Yesterday, I saw this site was timing out with HTTP 503 (Service Temporarily Unavailable) and I couldn’t access my WordPress blog. Whut?
I logged into my shared hosting shell, looked at the server logs, and saw I was being hammered by some scraper bot. So of course Apache’s mod_security was throttling my site and returning 503’s to everything.
So, what to do? Edit the .htaccess to tell the bot to fuck off.
# scraper bots
#"Scrapy/2.11.2 (+https://scrapy.org)"
RewriteCond %{HTTP_USER_AGENT} ^Scrapy [NC]
RewriteRule . - [F,L]
Essentially, if the user agent starts with “Scrapy” (No Case sensitivity), tell it that it’s Forbidden (HTTP 403) and end the request. (see a full example)

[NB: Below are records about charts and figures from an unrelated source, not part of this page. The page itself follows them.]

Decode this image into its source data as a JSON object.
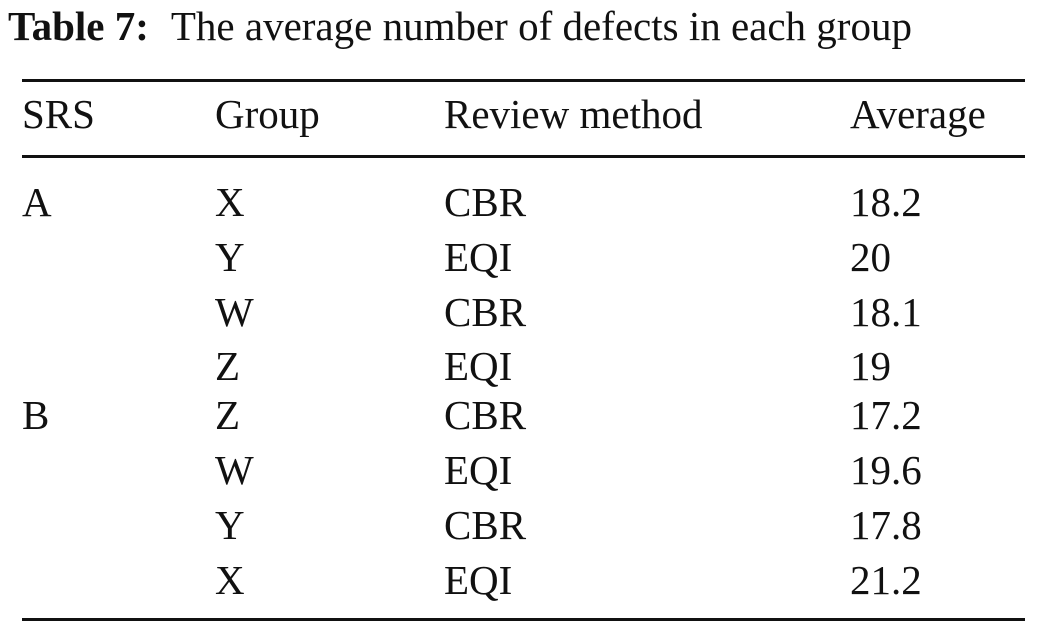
{
  "caption": {
    "label": "Table 7:",
    "text": "The average number of defects in each group"
  },
  "table": {
    "headers": {
      "srs": "SRS",
      "group": "Group",
      "method": "Review method",
      "average": "Average"
    },
    "rows": [
      {
        "srs": "A",
        "group": "X",
        "method": "CBR",
        "average": "18.2"
      },
      {
        "srs": "",
        "group": "Y",
        "method": "EQI",
        "average": "20"
      },
      {
        "srs": "",
        "group": "W",
        "method": "CBR",
        "average": "18.1"
      },
      {
        "srs": "",
        "group": "Z",
        "method": "EQI",
        "average": "19"
      },
      {
        "srs": "B",
        "group": "Z",
        "method": "CBR",
        "average": "17.2"
      },
      {
        "srs": "",
        "group": "W",
        "method": "EQI",
        "average": "19.6"
      },
      {
        "srs": "",
        "group": "Y",
        "method": "CBR",
        "average": "17.8"
      },
      {
        "srs": "",
        "group": "X",
        "method": "EQI",
        "average": "21.2"
      }
    ]
  }
}
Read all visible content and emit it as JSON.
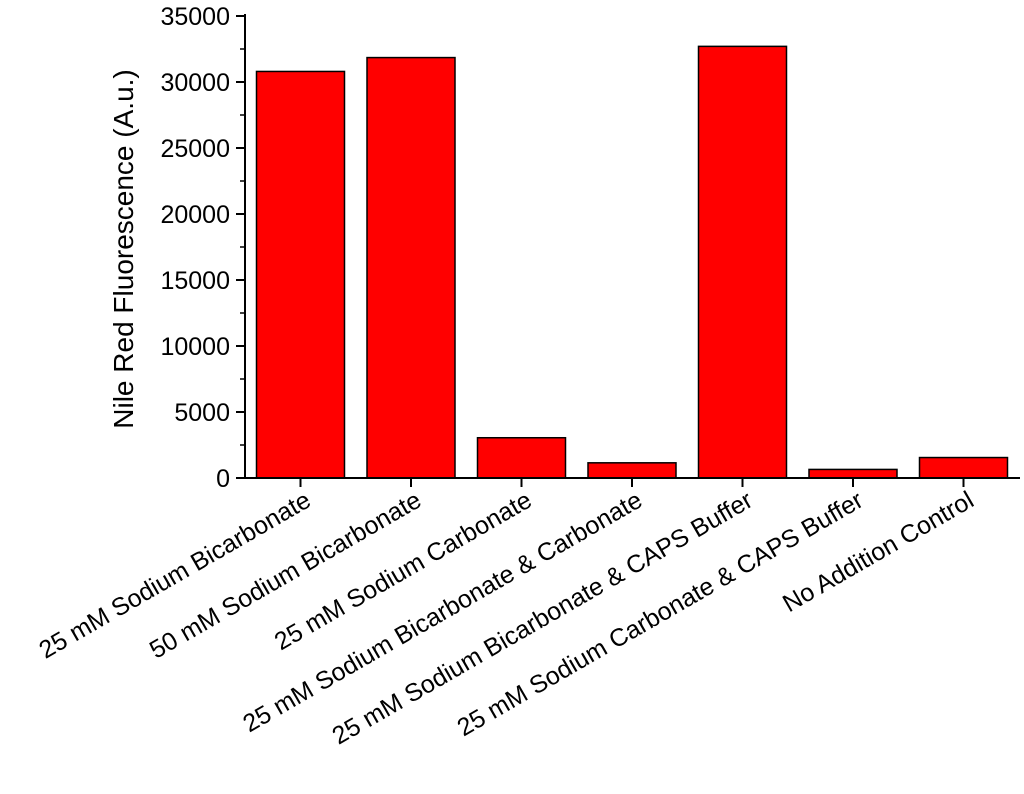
{
  "chart_data": {
    "type": "bar",
    "title": "",
    "xlabel": "",
    "ylabel": "Nile Red Fluorescence (A.u.)",
    "categories": [
      "25 mM Sodium Bicarbonate",
      "50 mM Sodium Bicarbonate",
      "25 mM Sodium Carbonate",
      "25 mM Sodium Bicarbonate & Carbonate",
      "25 mM Sodium Bicarbonate & CAPS Buffer",
      "25 mM Sodium Carbonate & CAPS Buffer",
      "No Addition Control"
    ],
    "values": [
      30800,
      31850,
      3050,
      1150,
      32700,
      650,
      1550
    ],
    "ylim": [
      0,
      35000
    ],
    "yticks": [
      0,
      5000,
      10000,
      15000,
      20000,
      25000,
      30000,
      35000
    ],
    "ytick_labels": [
      "0",
      "5000",
      "10000",
      "15000",
      "20000",
      "25000",
      "30000",
      "35000"
    ],
    "grid": false,
    "bar_color": "#ff0000",
    "edge_color": "#000000"
  }
}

That’s the first bot I’ve had to block with mod_rewrite, but I get the sinking feeling it won’t be the last. At least it’s honest enough to announce a unique user agent string instead of saying it’s Mozilla or some shit.
Nobody obeys robots.txt anymore. Nobody.
I fucking hate AI. Assholes Incorporated. But AI didn’t do this; humans did this to the Web. We did it. Humans. We did it to each other. We did it to ourselves. Humans.